Monday, January 31, 2022

Crock Pot Spicy Vegetable Beef Soup (Recipe 15 of 150)

Photo from Spicy Southern 
Kitchen blog
 It is not very uncommon for me to misread a recipe or make my own edits. But it's very unlike me to NOT recognize a recipe belongs in a crock pot when it's actually in the title. Alas, that's what happened in this case. 

It was 5pm when I started dinner. I pulled out the recipe and started reading the instructions. Only THEN did I realize it's a crock pot recipe. So I improvised. Thankfully, these ingredients don't really require slow cooking. 

The rest of the recipe I did manage to follow. The only ingredient I did not include was the potato - taking out carbs where I can. And there was enough going on in this recipe I really didn't think it mattered much. 

Spicy it was. Though I think it was spicy because I added Cholula Hot sauce to it. Otherwise, I didn't find it spicy at all. But I guess "spicy" is in the eyes of the beholder. 
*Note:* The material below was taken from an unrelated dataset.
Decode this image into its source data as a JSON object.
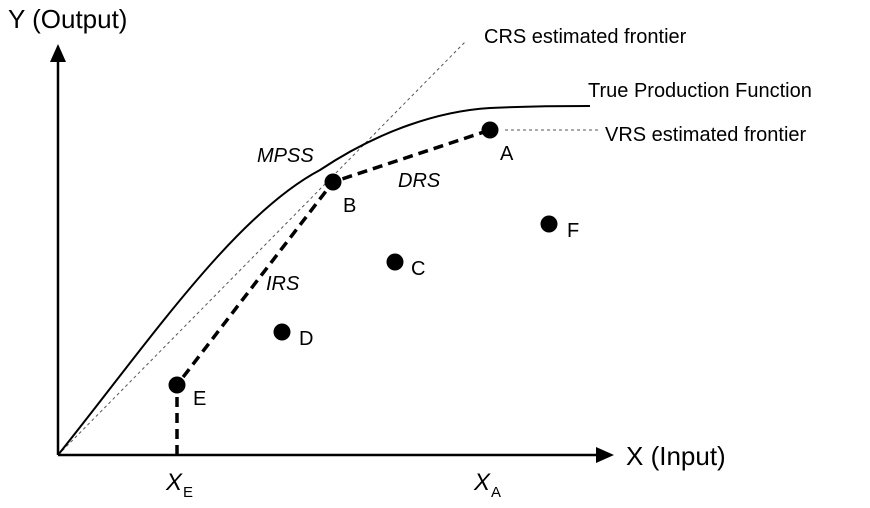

Crock Pot Spicy Vegetable Beef Soup
Recipe from Spicysouthernkitchen.com

Serves 8

  • 1 pound ground chuck
  • 1 medium onion, diced
  • 1 (24-ounce) jar pasta sauce
  • 1 can beef broth
  • 1 c water
  • 1 (14.5-ounce) can diced tomatoes, undrained
  • 1 (10-ounce) can Rotel tomatoes, undrained
  • 2 T ketchup
  • 2 russet potatoes, peeled and cut into chunks
  • 1 package frozen mixed vegetables
  • 2 tsp Worcestershire sauce
  • 1 tsp Italian seasoning
  • 1/2 tsp salt
  • 1/2 tsp crushed red pepper flakes
  • 1/2 tsp black pepper

Cook the beef and onion in a large nonstick skillet, crumbling the beef as it cooks. When beef is no longer pink, drain off the grease and transfer the beef/onion mixture to a 6-quart crock pot.

Add remaining ingredients and stir together.

Cover and cook on LOW for 6 to 8 hours or on HIGH for 5 to 6 hours.